ICE-IP-338 High-speed XTS-GCM Multi Stream Inline Cipher Engine
5c Over AV Link: A Comparison of Architectures
Synopsys (I) Pvt. Ltd
Bangalore - India
Abstract
Enhancing the 1394 Audio Video (AV) link core to incorporate content protection (M6) presents various architectural and design challenges to gate count and configurability. These issues are even more pronounced from an IP development perspective. In this paper, the basic structure of two M6 architectures, the Per-Channel M6 and Shared M6, are described, and the two architectures relative strengths and weaknesses are compared. In conclusion, the preferred IP architecture for specific applications is proposed.
Introduction
A 1394 AV link core with DTCP can be built with all DTCP encryption layers implemented in software. Data throughput demands, however, have forced designers to implement the DTCP encryption layer’s content protection in hardware.
A hardware implementation of content protection can be incorporated into an AV link core using different architectures. This section provides a brief introduction to IEEE 1394 technology and to the AV layer, along with a brief description of the 1394 Link layer with AV and DTCP layers.
IEEE 1394 Technology
1394 networking provides a simple, low-cost, highspeed, scalable data interface capable of high-speed asynchronous and isochronous (real-time) data transfers. Among the applications that benefit from 1394 technology are non-linear video and high-end audio products and other multimedia applications. The 1394 protocol has low-overhead high data rates. Its ability to mix asynchronous control and object data in real time on a single connection, and its ability to mix high- and low-speed devices on the same network, have made it a truly universal connection to any consumer product.

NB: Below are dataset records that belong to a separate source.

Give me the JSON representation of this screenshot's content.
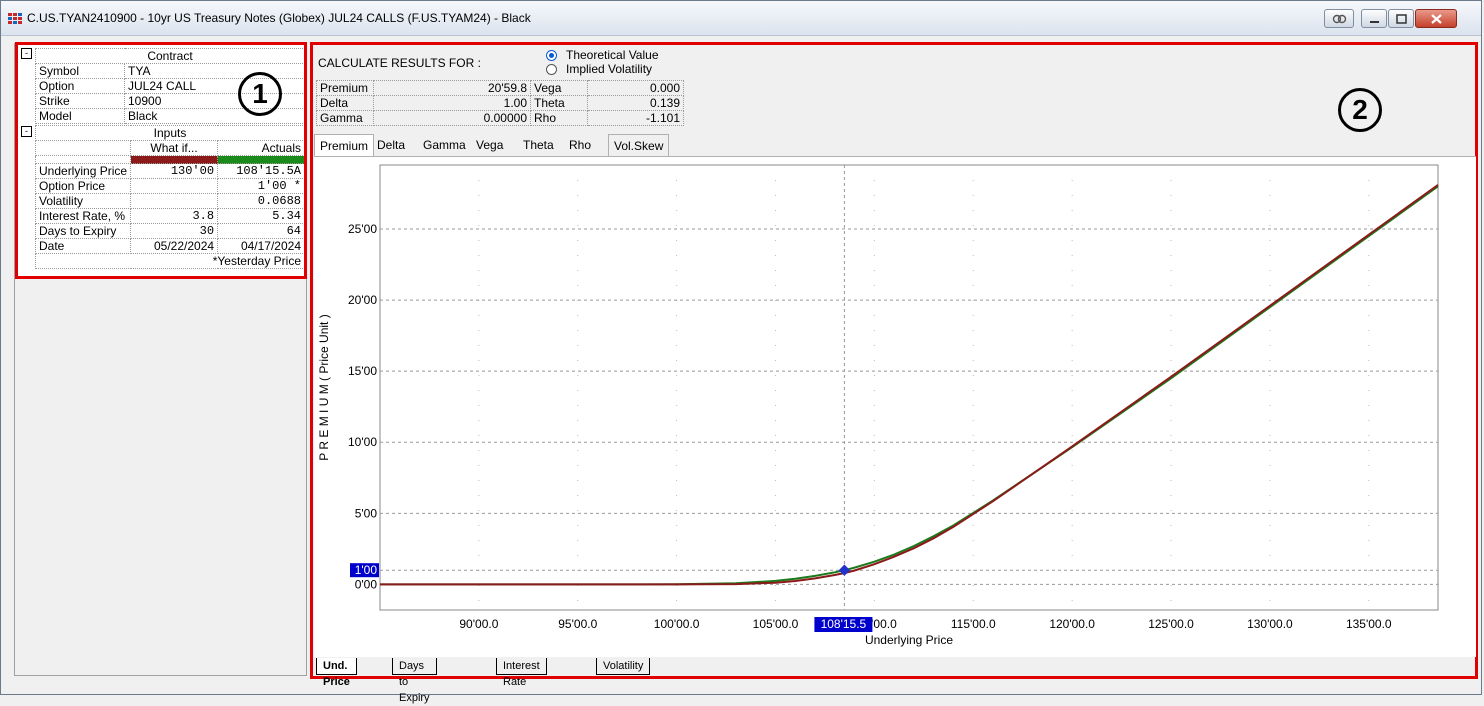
{
  "window": {
    "title": "C.US.TYAN2410900 - 10yr US Treasury Notes (Globex) JUL24 CALLS (F.US.TYAM24) - Black"
  },
  "annotations": {
    "one": "1",
    "two": "2"
  },
  "contract": {
    "header": "Contract",
    "rows": [
      {
        "label": "Symbol",
        "value": "TYA"
      },
      {
        "label": "Option",
        "value": "JUL24 CALL"
      },
      {
        "label": "Strike",
        "value": "10900"
      },
      {
        "label": "Model",
        "value": "Black"
      }
    ]
  },
  "inputs": {
    "header": "Inputs",
    "col_whatif": "What if...",
    "col_actuals": "Actuals",
    "rows": [
      {
        "label": "Underlying Price",
        "whatif": "130'00",
        "actual": "108'15.5A"
      },
      {
        "label": "Option Price",
        "whatif": "",
        "actual": "1'00 *"
      },
      {
        "label": "Volatility",
        "whatif": "",
        "actual": "0.0688"
      },
      {
        "label": "Interest Rate, %",
        "whatif": "3.8",
        "actual": "5.34"
      },
      {
        "label": "Days to Expiry",
        "whatif": "30",
        "actual": "64"
      },
      {
        "label": "Date",
        "whatif": "05/22/2024",
        "actual": "04/17/2024"
      }
    ],
    "footnote": "*Yesterday Price"
  },
  "calc": {
    "label": "CALCULATE RESULTS FOR :",
    "option_theoretical": "Theoretical Value",
    "option_implied": "Implied Volatility",
    "selected": "Theoretical Value"
  },
  "results": [
    {
      "l1": "Premium",
      "v1": "20'59.8",
      "l2": "Vega",
      "v2": "0.000"
    },
    {
      "l1": "Delta",
      "v1": "1.00",
      "l2": "Theta",
      "v2": "0.139"
    },
    {
      "l1": "Gamma",
      "v1": "0.00000",
      "l2": "Rho",
      "v2": "-1.101"
    }
  ],
  "tabs": [
    "Premium",
    "Delta",
    "Gamma",
    "Vega",
    "Theta",
    "Rho",
    "Vol.Skew"
  ],
  "active_tab": "Premium",
  "bottom_tabs": [
    "Und. Price",
    "Days to Expiry",
    "Interest Rate",
    "Volatility"
  ],
  "active_bottom_tab": "Und. Price",
  "chart_data": {
    "type": "line",
    "xlabel": "Underlying Price",
    "ylabel": "P R E M I U M ( Price Unit )",
    "x_ticks": [
      "90'00.0",
      "95'00.0",
      "100'00.0",
      "105'00.0",
      "110'00.0",
      "115'00.0",
      "120'00.0",
      "125'00.0",
      "130'00.0",
      "135'00.0"
    ],
    "x_tick_values": [
      90,
      95,
      100,
      105,
      110,
      115,
      120,
      125,
      130,
      135
    ],
    "y_ticks": [
      "0'00",
      "5'00",
      "10'00",
      "15'00",
      "20'00",
      "25'00"
    ],
    "y_tick_values": [
      0,
      5,
      10,
      15,
      20,
      25
    ],
    "xlim": [
      85,
      138.5
    ],
    "ylim": [
      -1.8,
      29.5
    ],
    "x_marker_label": "108'15.5",
    "x_marker_value": 108.484,
    "y_marker_label": "1'00",
    "y_marker_value": 1.0,
    "point": {
      "x": 108.484,
      "y": 1.0
    },
    "series": [
      {
        "color": "#1a7a1a",
        "x": [
          85,
          95,
          100,
          103,
          105,
          106,
          107,
          108,
          108.5,
          109,
          110,
          111,
          112,
          113,
          114,
          116,
          120,
          125,
          130,
          135,
          138.5
        ],
        "y": [
          0,
          0,
          0.01,
          0.08,
          0.25,
          0.4,
          0.6,
          0.85,
          1.0,
          1.18,
          1.6,
          2.1,
          2.7,
          3.4,
          4.15,
          5.9,
          9.65,
          14.5,
          19.5,
          24.5,
          28.0
        ]
      },
      {
        "color": "#8b1a1a",
        "x": [
          85,
          95,
          100,
          103,
          105,
          106,
          107,
          108,
          108.5,
          109,
          110,
          111,
          112,
          113,
          114,
          116,
          120,
          125,
          130,
          135,
          138.5
        ],
        "y": [
          0,
          0,
          0,
          0.02,
          0.12,
          0.24,
          0.42,
          0.66,
          0.8,
          0.98,
          1.42,
          1.95,
          2.55,
          3.25,
          4.05,
          5.85,
          9.7,
          14.6,
          19.6,
          24.6,
          28.1
        ]
      }
    ],
    "grid": true
  }
}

Consumer Audio/Video Digital Interface (AV)
The IEC 61883 AV specification specifies a digital interface and defines a transmission protocol for audio-video data and control commands, enabling the interconnection of digital audio and video equipment using 1394.

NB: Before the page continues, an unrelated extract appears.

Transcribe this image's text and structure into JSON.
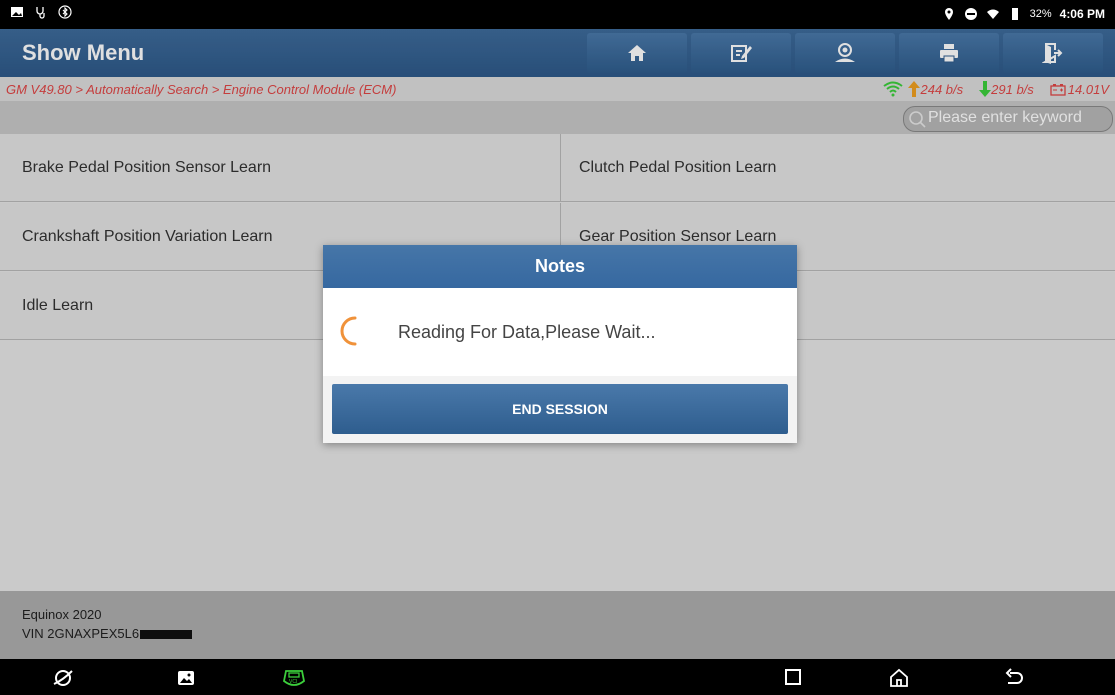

The 1394 AV Link core implements the 1394 Link layer and AV in hardware. The major function of 1394 link hardware is to pack or unpack data into the 1394 packet format as it transmits or receives it over the 1394 network, while the AV hardware attaches headers to each AV isochronous packet transmitted on the bus. These headers allow reconstruction of the source packet on the receive side. The received packet is also presented to the receiving application in an exact timing relationship with the other packets of the same channel using time stamp information decoded from the received AV packet. Other functions, such as connection and bus management, are handled at the application layer of the protocol.

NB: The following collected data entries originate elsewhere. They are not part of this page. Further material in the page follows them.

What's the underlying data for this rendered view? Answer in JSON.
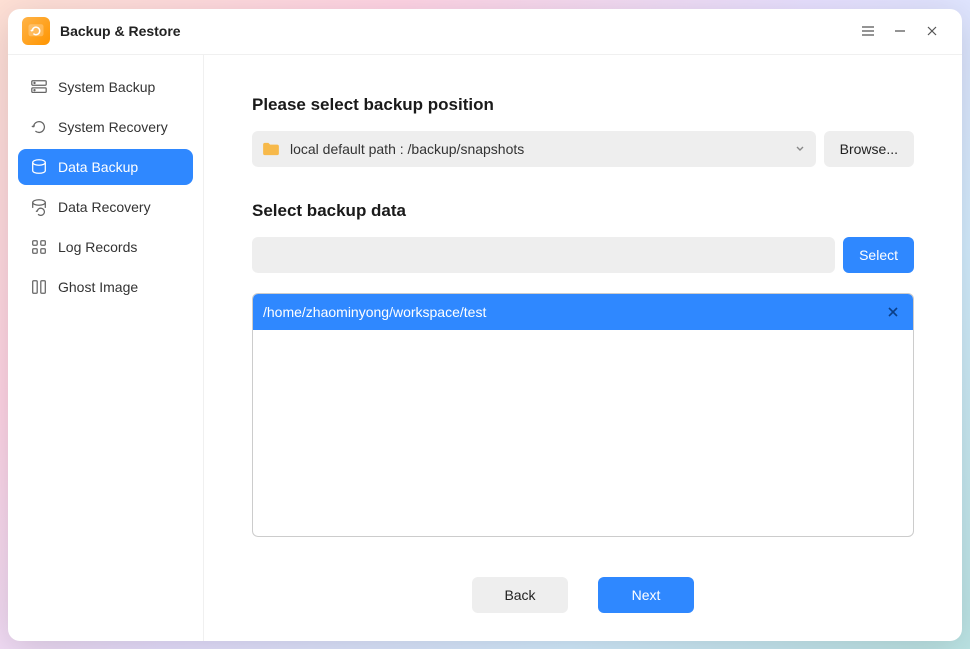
{
  "app": {
    "title": "Backup & Restore"
  },
  "sidebar": {
    "items": [
      {
        "label": "System Backup"
      },
      {
        "label": "System Recovery"
      },
      {
        "label": "Data Backup"
      },
      {
        "label": "Data Recovery"
      },
      {
        "label": "Log Records"
      },
      {
        "label": "Ghost Image"
      }
    ],
    "active_index": 2
  },
  "main": {
    "position_label": "Please select backup position",
    "position_value": "local default path : /backup/snapshots",
    "browse_label": "Browse...",
    "data_label": "Select backup data",
    "select_label": "Select",
    "selected_paths": [
      "/home/zhaominyong/workspace/test"
    ],
    "back_label": "Back",
    "next_label": "Next"
  },
  "colors": {
    "accent": "#2f88ff"
  }
}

Digital Transmission Content Protection-DTCP
The DTCP standard provides manufacturers with a simple, inexpensive encryption implementation while maintaining a high degree of content protection. This standard defines a cryptographic protocol for protecting audio-video media content from illegal copying, interception, and tampering as it traverses high-performance digital buses. The transparent DTCP framework allows consumers to enjoy high-quality, copy-protected digital pictures and sound without any performance or quality impact.
A DTCP system addresses four fundamental layers of copy protection:
- Authentication and key exchange
- Content encryption
- Copy control information
- System renewability
1394 AV Link Architecture Without DTCP
The basic AV Link architecture is discussed below. This is the existing architecture into which the content protection specified by DTCP is incorporated. The block diagram below shows this basic architecture without DTCP feature.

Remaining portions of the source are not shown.